The sophisticated Miss Hickey did not respond, but nodded affably to the driver.
Rosalie breathed a relieved farewell as she left the big-boned bulwark of her friend and obeyed the agent’s signal to enter the back seat of the stage. The vehicle was empty but for a stout man with a field glass strapped across his shoulders who mounted to the seat beside the driver, and they started.
The whole stage to herself! Rosalie could scarcely believe it.
She listened to the strange noises in the air and watched the steam which, mounting high, would make one believe that the locality was alive with factories. The girl’s curious gaze roamed about, and she thought wistfully of such travelers as might visit at their leisure the wonders about her.

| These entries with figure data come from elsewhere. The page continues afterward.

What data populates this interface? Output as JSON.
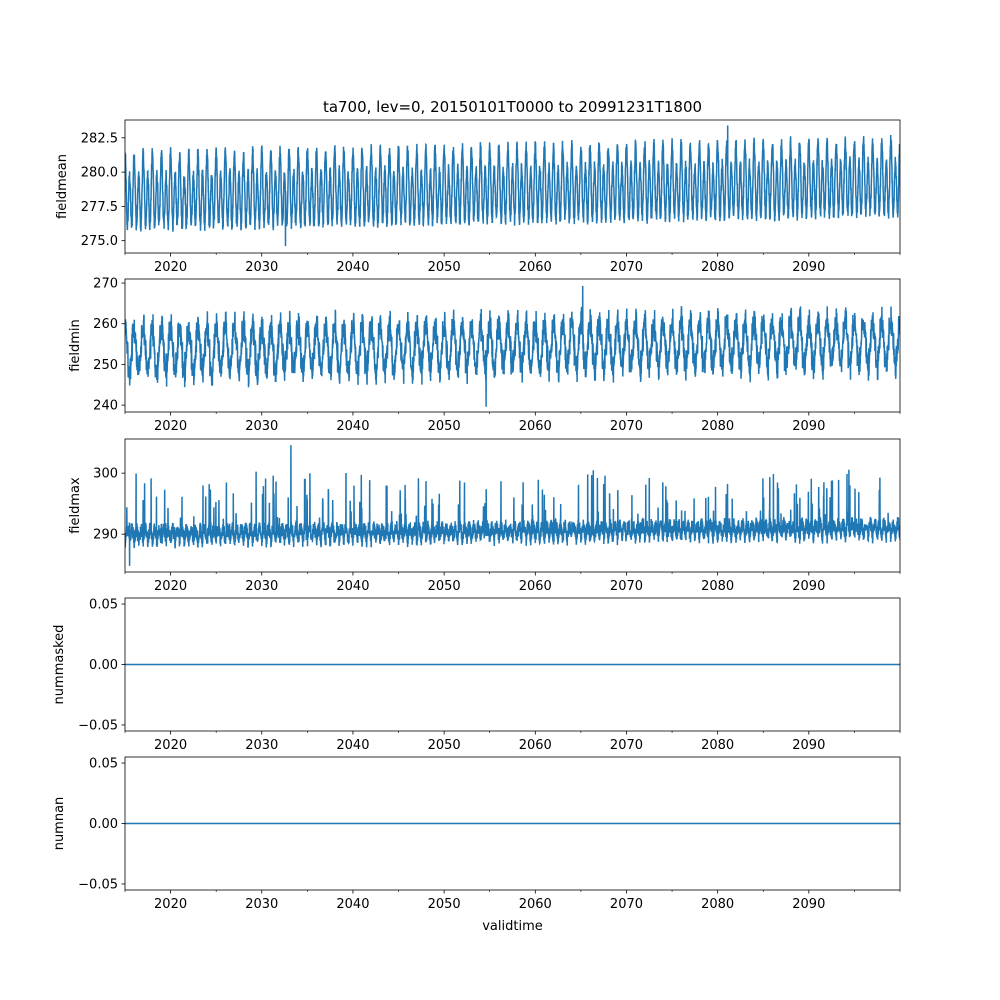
{
  "chart_data": {
    "type": "line",
    "title": "ta700, lev=0, 20150101T0000 to 20991231T1800",
    "xlabel": "validtime",
    "xlim": [
      2015,
      2100
    ],
    "x_ticks": [
      2020,
      2030,
      2040,
      2050,
      2060,
      2070,
      2080,
      2090
    ],
    "x_tick_labels": [
      "2020",
      "2030",
      "2040",
      "2050",
      "2060",
      "2070",
      "2080",
      "2090"
    ],
    "x_minor_ticks": [
      2015,
      2025,
      2035,
      2045,
      2055,
      2065,
      2075,
      2085,
      2095,
      2100
    ],
    "line_color": "#1f77b4",
    "panels": [
      {
        "ylabel": "fieldmean",
        "ylim": [
          274.1,
          283.8
        ],
        "y_ticks": [
          275.0,
          277.5,
          280.0,
          282.5
        ],
        "y_tick_labels": [
          "275.0",
          "277.5",
          "280.0",
          "282.5"
        ],
        "series": {
          "mode": "semiannual",
          "mean_start": 278.3,
          "mean_end": 279.3,
          "amplitude": 2.6,
          "noise": 0.5,
          "min": 274.6,
          "max": 283.4
        }
      },
      {
        "ylabel": "fieldmin",
        "ylim": [
          238.3,
          271
        ],
        "y_ticks": [
          240,
          250,
          260,
          270
        ],
        "y_tick_labels": [
          "240",
          "250",
          "260",
          "270"
        ],
        "series": {
          "mode": "annual",
          "mean_start": 253.5,
          "mean_end": 255.5,
          "amplitude": 5.5,
          "noise": 2.8,
          "min": 239.6,
          "max": 269.3
        }
      },
      {
        "ylabel": "fieldmax",
        "ylim": [
          283.8,
          305.6
        ],
        "y_ticks": [
          290,
          300
        ],
        "y_tick_labels": [
          "290",
          "300"
        ],
        "series": {
          "mode": "spiky",
          "mean_start": 287.5,
          "mean_end": 288.5,
          "amplitude": 2.0,
          "noise": 1.2,
          "min": 284.8,
          "max": 304.6
        }
      },
      {
        "ylabel": "nummasked",
        "ylim": [
          -0.055,
          0.055
        ],
        "y_ticks": [
          -0.05,
          0.0,
          0.05
        ],
        "y_tick_labels": [
          "−0.05",
          "0.00",
          "0.05"
        ],
        "series": {
          "mode": "constant",
          "value": 0
        }
      },
      {
        "ylabel": "numnan",
        "ylim": [
          -0.055,
          0.055
        ],
        "y_ticks": [
          -0.05,
          0.0,
          0.05
        ],
        "y_tick_labels": [
          "−0.05",
          "0.00",
          "0.05"
        ],
        "series": {
          "mode": "constant",
          "value": 0
        }
      }
    ]
  }
}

There were great beauties, however, even for a heaver to enjoy. The morning’s ride had been a keen pleasure in the intervals of her embarrassment. The profusion of wild flowers; monk’s-hood, hare-bells, and Indian paintbrush, had fed her eyes with their splashes of color; and the behavior of the wild animals made one think of the millennium. Sure of protection from being hunted and slain, the chipmunks sat up on their hind legs close to the road, to watch the stage go by, clasping their tiny hands beneath their chins, like children in ecstasy at seeing a pretty show. Frequently one would be seen sitting up and nibbling the seeds from a long stem of grass, which he held in such a manner that he appeared to be playing a flute. A big marmot here and there lay along a bough or rock, turning his head lazily to view the tourists through his Eden. Boiling springs and boiling rivers, hill, vale, mountain, and waterfall—all these had Rosalie enjoyed, even with the fear that the Bruces would turn around; and now! Think of making one stage of the picturesque journey with no companion but her own thoughts! It seemed too good to be true; and she soon found that indeed it was so.
The driver drew his horses to a walk, and Rosalie perceived that many of the other stages were in sight, some of them stopping, and that tourists were entering them from the roadside.
Soon it became the turn of the last stage, and Rosalie’s heart bounded to recognize all the companions of the morning.
She saw Mrs. Bruce gaze sharply at the stout man in her seat by the driver.